И вы теперь понимаете, что я вовсе не какой-нибудь простой сумасшедший, который бессознательно подчиняется той или иной безумной грезе. Нет, я должен был с величайшим напряжением воли искусственно создавать в себе безумные видения. Я должен был употреблять целые недели и месяцы, чтобы блуждать в безднах ваших королевских фантазий и ввергаться в дышание ядом пропасти ваших мыслей. Нет почти ни одного средства, господин Орлеанский, которое я не испробовал бы для этой цели. Я постился, умерщвлял плоть, бичевал себя, чтобы вызвать в себе тот вдохновенно-кровавый экстаз, который так бесконечно далек от нашего теперешнего сознания. Я целые дни жил в тумане винных паров, но даже в самом диком бреду ко мне приходили только добродушные фантазии безобидного Мартина Дролинга. Тогда у меня явилась мысль сделать опыт с нюхательным табаком. Я отделил маленькие частички от сердец и смешал их с табаком. Вы сами нюхальщик, господин Орлеанский, вы знаете, какое действие производит на слизистую оболочку носа щекотание хорошего, тонкого табака: оно как бы очищает мозг. Мозг как будто освобождается от тяжести и внезапно делается легче, подвижнее.
Но я испытал с этим своеобразно приятным ощущением нечто совсем иное. Я почувствовал, что души королей, чьи сердца я усваивал вместе с табаком, овладели моим мозгом. Они крепко уселись там, прогнали душу Мартина Дролинга в самый дальний угол и распоряжались в моем мозгу как хозяева и короли. И у моего маленького "я" осталось силы и власти лишь на то, чтобы изображать на полотне их королевские причуды -- краскою, добытой из их королевских сердец. Да, господин Орлеанский, вы видите во мне всех ваших предков! Они все перевоплотились в моем мозгу -- все, от вашего деда и до Филиппа V, первого Валуа, который окровавленными пальцами возложил на свою голову корону Капетингов. И они возрождают во мне -- и со мной -- свои души еще раз в моих картинах. Я -- художник! Я как бы проообраз женщины, которой все они обладали и с которой произвели на свет своих и в то же время моих детей -- вот эти картины. Да, да. художник -это женщина. Как женщина, привлекает он к себе идеи и образы, отдается им и служит им и рождает в ужасных муках свои произведения.
Голос старика звучал сдавленно, почти неслышно. Но он еще раз возвысил его с новой остротой и резкостью, со всею силою презрительной горечи:
-- Я -- живая наложница мертвых королей Франции! И теперь я представляю вам, последнему отпрыску Королевского Дома, счет за ночи любви. Возьмите также и их плоды. Это уж вина ваших отцов, что вышли они так некрасивы.
Он передал герцогу большой белый лист с описью картин и их стоимостью. Герцог сложил его и положил в карман.
-- Я пошлю вам сегодня деньги и пришлю людей за картинами. Вы скажете им все, что нужно будет сделать. Благодарю вас, господин Дролинг. Могу я на прощание пожать вашу руку?

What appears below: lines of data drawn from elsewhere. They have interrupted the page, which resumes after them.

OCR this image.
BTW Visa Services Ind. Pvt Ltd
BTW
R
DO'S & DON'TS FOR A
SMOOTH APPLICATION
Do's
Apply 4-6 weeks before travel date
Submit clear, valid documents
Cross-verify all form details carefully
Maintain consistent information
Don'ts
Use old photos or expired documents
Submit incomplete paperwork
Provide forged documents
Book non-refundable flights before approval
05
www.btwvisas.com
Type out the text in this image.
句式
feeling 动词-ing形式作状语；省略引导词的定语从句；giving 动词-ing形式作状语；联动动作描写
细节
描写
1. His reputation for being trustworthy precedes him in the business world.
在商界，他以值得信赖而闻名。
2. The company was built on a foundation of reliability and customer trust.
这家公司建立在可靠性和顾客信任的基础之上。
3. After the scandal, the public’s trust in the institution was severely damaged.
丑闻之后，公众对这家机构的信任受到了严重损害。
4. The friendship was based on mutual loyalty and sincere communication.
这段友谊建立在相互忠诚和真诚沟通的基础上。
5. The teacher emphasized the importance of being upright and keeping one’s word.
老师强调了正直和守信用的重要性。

-- Нет! -- ответил Мартин Дролинг. -- Вы из Орлеанского Дома.
Герцог поклонился молча.
***
13 июля 1842 года герцог Фердинанд Орлеанский скончался вследствие несчастного падения из кареты. В его завещании обратил на себя внимание странный пункт, в котором герцог просил после смерти передать свое сердце художнику Мартину Дролингу, 34, Rue des Martins. Король Людовик-Филипп предусмотрительно наложил свое королевское veto на это посмертное распоряжение своего сына, но нужды в том никакой не оказалось: старый художник уже скончался за несколько месяцев до того.
Его картины, по-видимому, бесследно исчезли. В завещании герцога о них не было упомянуто ни слова, а единственное место, где о них кое-что было записано, -- страница из дневника адъютанта де Туальон-Жеффрара, -- оказалось вырезанным.
Нужно пройти в Лувр для того, чтобы увидеть то, что осталось от сердец королей Франции. Эти останки следует искать в картине Дролинга "Interieur de cuisine", по каталогу номер 4339.